MLBB Belong to Moonton
Don't Like Don't Read
Sebelum memulai cerita, saya harap agar kalian mau baca author note karena saya mau kasi tau beberapa hal. Sama kalau ada pertanyaan, tanya aja. Nanti bakal saya jawab di author note di tiap chapter. Selamat menikmati~~
Begitulah, pada akhirnya aku berpacaran dengan Miya. Aku berusaha mencari kontaknya setelah kami lulus dan memintanya menjadi pacarku di hari valentine. Jangan tanya mengapa aku menembaknya setelah kami lulus sekolah, dan sudah memasuki dunia perkuliahan. karena aku memang inginnya begitu. Beruntunglah, dia masih ada rasa padaku dan menerimaku. Walaupun aku tak memiliki rasa apapun padanya, kami resmi berpacaran. Ada, sih. Rasa benci. Tapi semua ini kulakukan demi pembalasan dendam. Agar gadis itu sadar, apa yang dilakukannya salah. Sangat salah. Berhari-hari aku harus terus berdekatan dengannya, sampai lulus, itu... membuatku jijik.
Kemungkinan pun rencana ini akan memakan waktu sangat lama, bisa dua tahun, tiga tahun, atau bahkan sepuluh tahun. Namun selama apapun waktu berjalan, kami, tak akan pernah lupa dengan apa yang telah terjadi. Terutama aku. Sampai matipun tak akan kulupakan. Karena semua ini demi... yang telah tersakiti.
Sampai suatu hari...
"Hey, Alucard!" seseorang memanggil namaku ketika aku sedang duduk di kafe sambil mengerjakan tugas. Ternyata itu adalah Clint.
"Clint. Ada apa?"
"Aku kebetulan bertemu denganmu saja disini. Ah iya, kenalkan, dia temanku, Zilong. Dia satu angkatan dengan kita, tetapi beda jurusan, makanya kau jarang melihatnya."

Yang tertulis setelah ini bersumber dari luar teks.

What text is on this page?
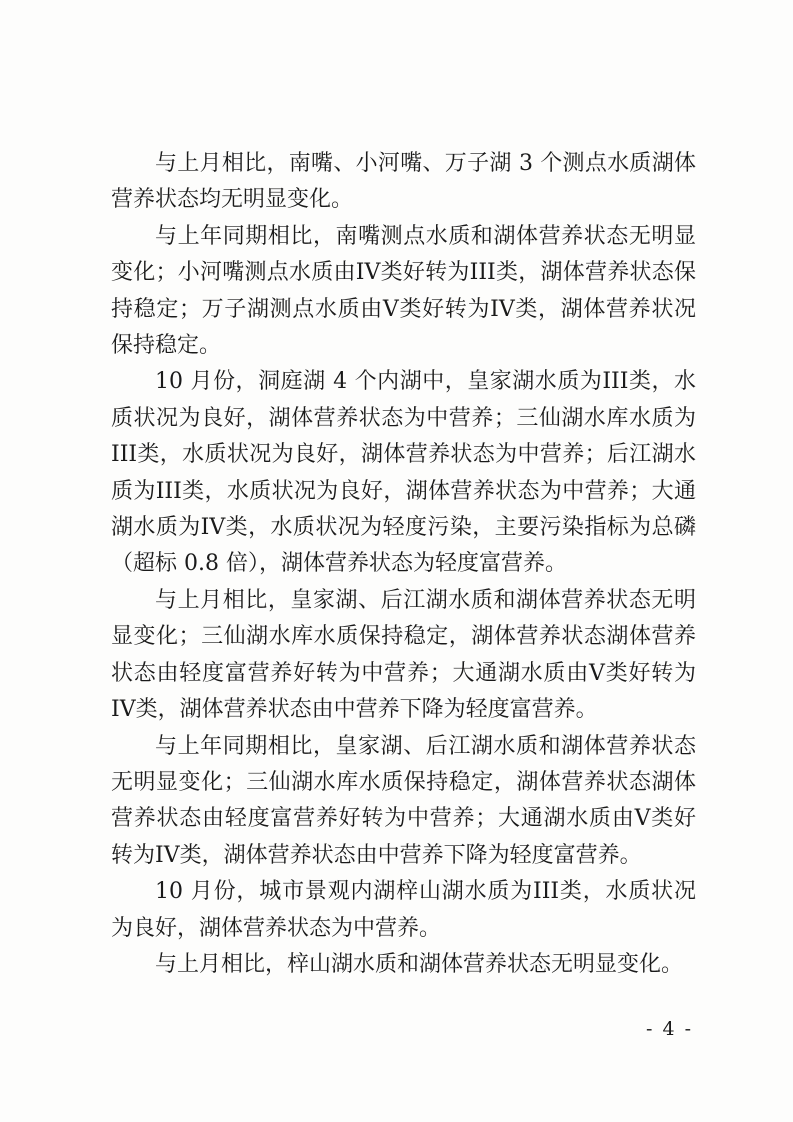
与上月相比，南嘴、小河嘴、万子湖 3 个测点水质湖体营养状态均无明显变化。

与上年同期相比，南嘴测点水质和湖体营养状态无明显变化；小河嘴测点水质由IV类好转为III类，湖体营养状态保持稳定；万子湖测点水质由V类好转为IV类，湖体营养状况保持稳定。

10 月份，洞庭湖 4 个内湖中，皇家湖水质为III类，水质状况为良好，湖体营养状态为中营养；三仙湖水库水质为III类，水质状况为良好，湖体营养状态为中营养；后江湖水质为III类，水质状况为良好，湖体营养状态为中营养；大通湖水质为IV类，水质状况为轻度污染，主要污染指标为总磷（超标 0.8 倍），湖体营养状态为轻度富营养。

与上月相比，皇家湖、后江湖水质和湖体营养状态无明显变化；三仙湖水库水质保持稳定，湖体营养状态湖体营养状态由轻度富营养好转为中营养；大通湖水质由V类好转为IV类，湖体营养状态由中营养下降为轻度富营养。

与上年同期相比，皇家湖、后江湖水质和湖体营养状态无明显变化；三仙湖水库水质保持稳定，湖体营养状态湖体营养状态由轻度富营养好转为中营养；大通湖水质由V类好转为IV类，湖体营养状态由中营养下降为轻度富营养。

10 月份，城市景观内湖梓山湖水质为III类，水质状况为良好，湖体营养状态为中营养。

与上月相比，梓山湖水质和湖体营养状态无明显变化。

- 4 -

Aku melirik orang di sebelah Clint. Pria... atau wanita? Entahlah, wajahnya sangat androgini bagiku. Bisa jadi dia pria, bisa jadi wanita. Surainya coklat pendek serasi dengan warna matanya. Ia tersenyum lebar dan mengajakku bersalaman. Mendadak, wajahku memanas melihat senyumnya yang manis. Apa-apaan? Mengapa aku jadi malu sendiri? Memangnya aku gadis umur 15 tahun?!
"Aku Zilong."
Aku tersadar dari lamunan, dan dengan gemetar menyambut uluran tangan kanannya. "Panggil aku Alu."
Mereka berdua lalu duduk di depanku dan memulai percakapan. Diriku yang sedari tadi menatap Zilong, tidak fokus dengan apa yang dibicarakan oleh Clint. Aku pun merespon dengan sekenanya saja. Jujur, gerak-gerik Zilong menarik perhatianku. Ketimbang maskulin, ia malah terlihat sangat cantik dan manis di mataku. Bukan, bukan hanya aku. Aku bisa menyadari berpasang-pasang mata yang menatap Zilong. Mungkin mereka kira pria manis itu adalah perempuan. Aku tak bisa menyalahkan mereka, karena memang kenyataannya begitu. Namun memang dasarnya bodoh atau tidak peka, ia tetap mengobrol dengan Clint tanpa memedulikan predator-predator mesum (read : om-om) yang menatapnya lapar. Seakan sadar dengan ekspresi aneh yang kutampilkan, Clint menegurku.
"Ada apa, Alu? Sudah capek bikin tugas? Istirahat saja, ngobrol sama kita."
"I..iya. Baiklah."
"Omong-omong, apakah kau tahu bahwa Zilong ini ternyata lumayan populer di angkatan kita? Tak kusangka." Ujar Clint.
Aku menggeleng. "Benarkah?" Tidak heran, sih.
"Kau terlalu banyak mengurus tugas ini itu, wajar kalau tidak tahu. Dasar kutu buku cupu." Clint tertawa sambil mengejekku.
"Hei, enak saja!" balasku tersinggung. Kulirik Zilong dari sudut mataku. Ia tertawa lebar.
Hari itu kami habiskan dengan mengobrol, bercanda, dan saling mengenal satu sama lain. Untukku dan Zilong, ya. Clint tidak termasuk. Buat apa. Aku dan dia kan sudah saling kenal dari SMP.
Senin sepulang kuliah, aku cepat-cepat berlari menuju klinik Miss Alice. Kalau kalian bertanya-tanya siapa itu Miss Alice, dia adalah seorang dokter di klinik dekat rumahku. Aku tidak tahu apakah benar menyebutnya dokter, karena ketimbang mengobati pasien, ia lebih sering membuat percobaan obat-obat baru dan menjadikan pasien sebagai kelinci percobaannya. Dan aku adalah salah satu korbannya. Ia pernah memberikan suatu obat yang membuatku bertingkah seperti tokoh utama dalam komik shoujo. Bayangkan betapa memalukannya aku saat itu. Padahal saat itu aku sedang ingin berobat karena demam, malah berakhir menjadi Candy dari serial Candy Candy. Sembuh sih sembuh, tetapi rasa malunya tak akan pernah sembuh.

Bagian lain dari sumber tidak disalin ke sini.